Rounding FILETIME in C# to accommodate FAT rounding

I have a Windows FILETIME :

A 64-bit value representing the number of 100-nanosecond intervals since January 1, 1601 (UTC))

and I need it rounded UP to the nearest even second, as described here.

The code I have so far:

        var originalDt = DateTime.FromFileTimeUtc(input);

        // round it UP to the nearest Second
        var newDt = originalDt.AddMilliseconds(1000 - originalDt.Millisecond);

        // then if our new Second isn't even
        if (newDt.Second % 2 != 0)
        {
            // add one second to it, then it'll be even
            newDt = newDt.AddSeconds(1);
        }

        return newDt.ToFileTimeUtc();

doesn't quite work... it turns 130790247821478763 into 130790247820008763, I'm after 130790247800000000.

Maths isn't my strongest subject... can I just zero those last four digits safely? Or should I forget the above code and just zero the last eight digits completely? Or... another way?

Solution

  • Rather than struggling with the DateTime object, you could perhaps more easily just do the raw mathematics:

    If input is the number of 100 nanoseconds, then:

    /10 for the number of microseconds;
    /10,000 for the number of milliseconds;
    /10,000,000 for the number of seconds;
    /20,000,000 for the number of 'two-seconds';

    So:

    input = input / 20000000 * 20000000;

    The division will round the number DOWN to the last even second, then the multiply will get it back into the right size again.

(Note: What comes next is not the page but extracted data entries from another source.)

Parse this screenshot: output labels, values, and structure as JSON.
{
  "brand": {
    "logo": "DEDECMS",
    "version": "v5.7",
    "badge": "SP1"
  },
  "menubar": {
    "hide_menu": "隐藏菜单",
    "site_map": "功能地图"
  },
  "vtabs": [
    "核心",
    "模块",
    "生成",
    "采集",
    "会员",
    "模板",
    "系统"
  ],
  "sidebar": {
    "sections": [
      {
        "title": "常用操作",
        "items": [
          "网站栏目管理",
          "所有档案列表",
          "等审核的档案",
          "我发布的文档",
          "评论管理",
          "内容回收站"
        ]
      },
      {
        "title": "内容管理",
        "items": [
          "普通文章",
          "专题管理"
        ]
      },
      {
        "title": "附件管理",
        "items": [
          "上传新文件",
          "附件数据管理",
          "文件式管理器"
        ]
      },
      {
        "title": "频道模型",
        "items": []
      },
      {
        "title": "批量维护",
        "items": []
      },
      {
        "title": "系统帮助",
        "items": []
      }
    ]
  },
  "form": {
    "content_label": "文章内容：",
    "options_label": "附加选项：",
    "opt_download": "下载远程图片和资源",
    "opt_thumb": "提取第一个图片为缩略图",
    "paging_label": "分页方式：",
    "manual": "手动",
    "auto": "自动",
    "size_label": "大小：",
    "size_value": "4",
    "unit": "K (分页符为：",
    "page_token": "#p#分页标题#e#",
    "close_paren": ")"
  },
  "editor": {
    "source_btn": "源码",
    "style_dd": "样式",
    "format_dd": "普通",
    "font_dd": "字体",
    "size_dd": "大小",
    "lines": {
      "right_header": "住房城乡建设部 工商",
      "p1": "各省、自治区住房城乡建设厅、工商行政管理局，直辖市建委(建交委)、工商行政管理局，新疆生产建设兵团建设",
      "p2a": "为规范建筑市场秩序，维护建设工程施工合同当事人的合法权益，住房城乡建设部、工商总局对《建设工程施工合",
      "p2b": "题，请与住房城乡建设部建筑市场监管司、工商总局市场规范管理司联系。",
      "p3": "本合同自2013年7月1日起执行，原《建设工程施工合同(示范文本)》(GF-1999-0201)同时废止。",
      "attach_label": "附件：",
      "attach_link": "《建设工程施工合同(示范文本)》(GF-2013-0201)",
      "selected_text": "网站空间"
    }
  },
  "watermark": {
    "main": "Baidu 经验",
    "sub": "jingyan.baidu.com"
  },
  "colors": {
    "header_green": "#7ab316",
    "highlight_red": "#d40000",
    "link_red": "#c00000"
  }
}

    But you said you wanted it rounded UP:

    input = (input / 20000000 + 1) * 20000000;

    That adds one 'two-second' to the small number before factoring it up again.

    Pedantically, if input was at exactly the two-second mark, then this would add two seconds to it. To fix that:

    if (input % 20000000!=0) {
    input = (input / 20000000 + 1) * 20000000;
} // if

    That checks whether there's any fractional 'two-second' before deciding to bump it up. I'll leave it up to you as to whether you add this extra check...

    @Matthew Watson points out that the usual programmers trick for the above problem is to pre-add not quite enough to roll input over to the next 'two-second', then go ahead and do the divide-then-multiply. If input was over the minimum, that'll roll it over:

        const long twoSeconds = 20000000;
    ...
    input = (input + twoSeconds - 1) / twoSeconds * twoSeconds;